Mochila, Andrés Rafael Gómez, de los Ciruelitos por los lados del burdel de Zoila, un plomero del hospital Cabral y Báez, dejó una secuela tanto en su hermano, Rafael Andrés, como en su hijo Sergio o Mochilita. Se destacaba la originalidad en sus aretes de ajíes, sus collares de berenjena y su macuto lleno de mentas.

Hoy son muchas las comparsas que se integran al carnaval. Entre ellas, “Los piratas de la bahía” de 10 niños, 10 muchachas y 10 jóvenes dirigidos por Fary Pereyra de Pueblo Nuevo. Los Hijos de Vargas dirigida por su hija Elizabeth Rodríguez, los Gringuianos del Ciruelito, los Astros, los Capitanes, Los Pepineros, los Tuareg de José Castillo, los Carnavaleros de los Jardines.

Aunque el comercio ha influido, quitándole democracia, como dice Dago, hay un carnaval colorido que confunde, donde no se sabe si lo más importante es la cerveza del patrocinio o el carnaval mismo. Muchas cosas podrían mejorar si se le diera participación a los protagonistas, o sea, a los careteros y a los carnavaleros junto al Ministerio de Cultura y el Ayuntamiento. No puede crearse una dinámica que le quite la espontaneidad a esta fiesta, y los apoyos económicos deben llegar directamente a las comparsas sin intermediarios dudosos.

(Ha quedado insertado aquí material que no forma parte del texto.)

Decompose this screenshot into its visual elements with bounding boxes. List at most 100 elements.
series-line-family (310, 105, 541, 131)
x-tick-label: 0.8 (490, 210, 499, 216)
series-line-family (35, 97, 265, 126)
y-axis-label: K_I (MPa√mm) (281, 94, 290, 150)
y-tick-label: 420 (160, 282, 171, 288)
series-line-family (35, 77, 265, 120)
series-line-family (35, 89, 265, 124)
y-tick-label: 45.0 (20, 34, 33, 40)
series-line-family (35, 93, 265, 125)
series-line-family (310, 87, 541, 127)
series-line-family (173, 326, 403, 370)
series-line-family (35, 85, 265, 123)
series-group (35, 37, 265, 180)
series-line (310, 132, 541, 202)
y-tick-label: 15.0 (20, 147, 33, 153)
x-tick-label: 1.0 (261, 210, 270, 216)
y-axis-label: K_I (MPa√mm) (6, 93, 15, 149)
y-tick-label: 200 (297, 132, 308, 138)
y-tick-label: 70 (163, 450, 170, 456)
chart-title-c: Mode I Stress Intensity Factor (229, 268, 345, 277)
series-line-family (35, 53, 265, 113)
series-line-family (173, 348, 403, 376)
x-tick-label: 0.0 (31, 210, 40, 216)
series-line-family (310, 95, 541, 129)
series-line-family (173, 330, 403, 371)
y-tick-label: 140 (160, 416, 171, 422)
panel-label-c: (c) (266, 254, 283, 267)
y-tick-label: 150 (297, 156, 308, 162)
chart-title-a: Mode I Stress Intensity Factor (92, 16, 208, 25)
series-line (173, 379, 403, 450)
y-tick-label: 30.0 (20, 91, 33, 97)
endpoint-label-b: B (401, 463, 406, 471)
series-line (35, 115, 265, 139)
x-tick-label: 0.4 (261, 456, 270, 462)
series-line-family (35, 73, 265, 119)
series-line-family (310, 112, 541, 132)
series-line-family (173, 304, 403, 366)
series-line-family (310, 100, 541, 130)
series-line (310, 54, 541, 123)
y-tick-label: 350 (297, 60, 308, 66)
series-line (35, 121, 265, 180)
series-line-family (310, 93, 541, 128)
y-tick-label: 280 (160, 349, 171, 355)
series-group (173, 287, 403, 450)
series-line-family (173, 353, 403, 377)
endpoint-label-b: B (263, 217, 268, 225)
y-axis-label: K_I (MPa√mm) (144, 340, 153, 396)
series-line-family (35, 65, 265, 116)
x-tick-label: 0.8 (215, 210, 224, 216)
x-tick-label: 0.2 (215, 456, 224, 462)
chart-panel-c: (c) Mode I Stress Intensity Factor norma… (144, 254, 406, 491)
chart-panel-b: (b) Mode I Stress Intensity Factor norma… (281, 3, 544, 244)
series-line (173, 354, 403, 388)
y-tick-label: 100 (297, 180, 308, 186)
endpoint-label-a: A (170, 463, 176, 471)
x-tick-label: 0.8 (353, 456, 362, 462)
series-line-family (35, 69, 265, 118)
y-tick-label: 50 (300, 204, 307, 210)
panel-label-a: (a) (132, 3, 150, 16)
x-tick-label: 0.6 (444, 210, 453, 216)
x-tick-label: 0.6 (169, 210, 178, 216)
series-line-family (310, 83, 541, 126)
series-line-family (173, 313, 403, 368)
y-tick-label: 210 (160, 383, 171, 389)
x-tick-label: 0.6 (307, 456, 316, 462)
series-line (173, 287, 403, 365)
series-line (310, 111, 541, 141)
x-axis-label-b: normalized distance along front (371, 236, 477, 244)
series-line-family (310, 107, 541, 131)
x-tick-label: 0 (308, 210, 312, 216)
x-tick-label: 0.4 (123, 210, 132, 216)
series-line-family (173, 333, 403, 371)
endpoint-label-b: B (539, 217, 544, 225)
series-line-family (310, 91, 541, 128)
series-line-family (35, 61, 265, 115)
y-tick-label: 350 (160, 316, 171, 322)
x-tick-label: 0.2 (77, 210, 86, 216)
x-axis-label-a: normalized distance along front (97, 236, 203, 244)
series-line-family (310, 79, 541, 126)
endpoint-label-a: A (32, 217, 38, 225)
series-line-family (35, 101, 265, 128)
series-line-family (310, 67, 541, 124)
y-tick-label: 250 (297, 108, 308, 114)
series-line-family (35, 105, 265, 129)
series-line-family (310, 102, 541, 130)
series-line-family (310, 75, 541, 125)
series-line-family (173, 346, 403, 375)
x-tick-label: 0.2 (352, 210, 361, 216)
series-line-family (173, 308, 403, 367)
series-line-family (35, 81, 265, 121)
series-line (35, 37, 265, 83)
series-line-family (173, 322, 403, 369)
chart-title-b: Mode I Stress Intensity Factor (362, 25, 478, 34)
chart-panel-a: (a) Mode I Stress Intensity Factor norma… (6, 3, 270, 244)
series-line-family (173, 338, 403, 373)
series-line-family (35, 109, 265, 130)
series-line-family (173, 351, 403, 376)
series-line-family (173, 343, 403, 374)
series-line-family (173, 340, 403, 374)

De esa evolución de hoy hay que destacar el despliegue de lujo exuberante de los trajes del más conocido de los Robalagallina: Raudy Torres. El Robalagallina de Raudy no tiene nada que ver con el original, aquel destartalado personaje cómico que agarraba cualquier vestido viejo de la abuela, tacones y unos rellenos en las nalgas y tetas. Raudy es más orgullo gay que carnaval, y vale. Muchos de los trajes de Raudy han sido confeccionados por Vitico Erarte y hasta Oscar de la Renta le hizo uno en una ocasión, para darle una connotación brillante y moderna.

Mariano Hernández es sin duda el fotógrafo del carnaval dominicano. De él son algunas de las fotos que acompañan este artículo, como lo hicieron en los más importantes libros de Dagoberto.

¿Qué le falta al carnaval de Santiago? A pesar de que en el Palacio Consistorial existe un salón, la mitad de la sala Izquierdo, dedicada al carnaval, se necesita crear el Museo del Carnaval de Santiago, espacio que en cierta manera cumplía el rol el Museo de Tomás Morel. Hasta ahora, solo Lincoln López se ha interesado en ese proyecto.

Cada domingo de febrero, las calles de Santiago se visten de colores y de alegría con su Carnaval. La calle Las Carreras y el Monumento son escenario de dicha fiesta que cuenta con el apoyo de la gente y mucha cerveza.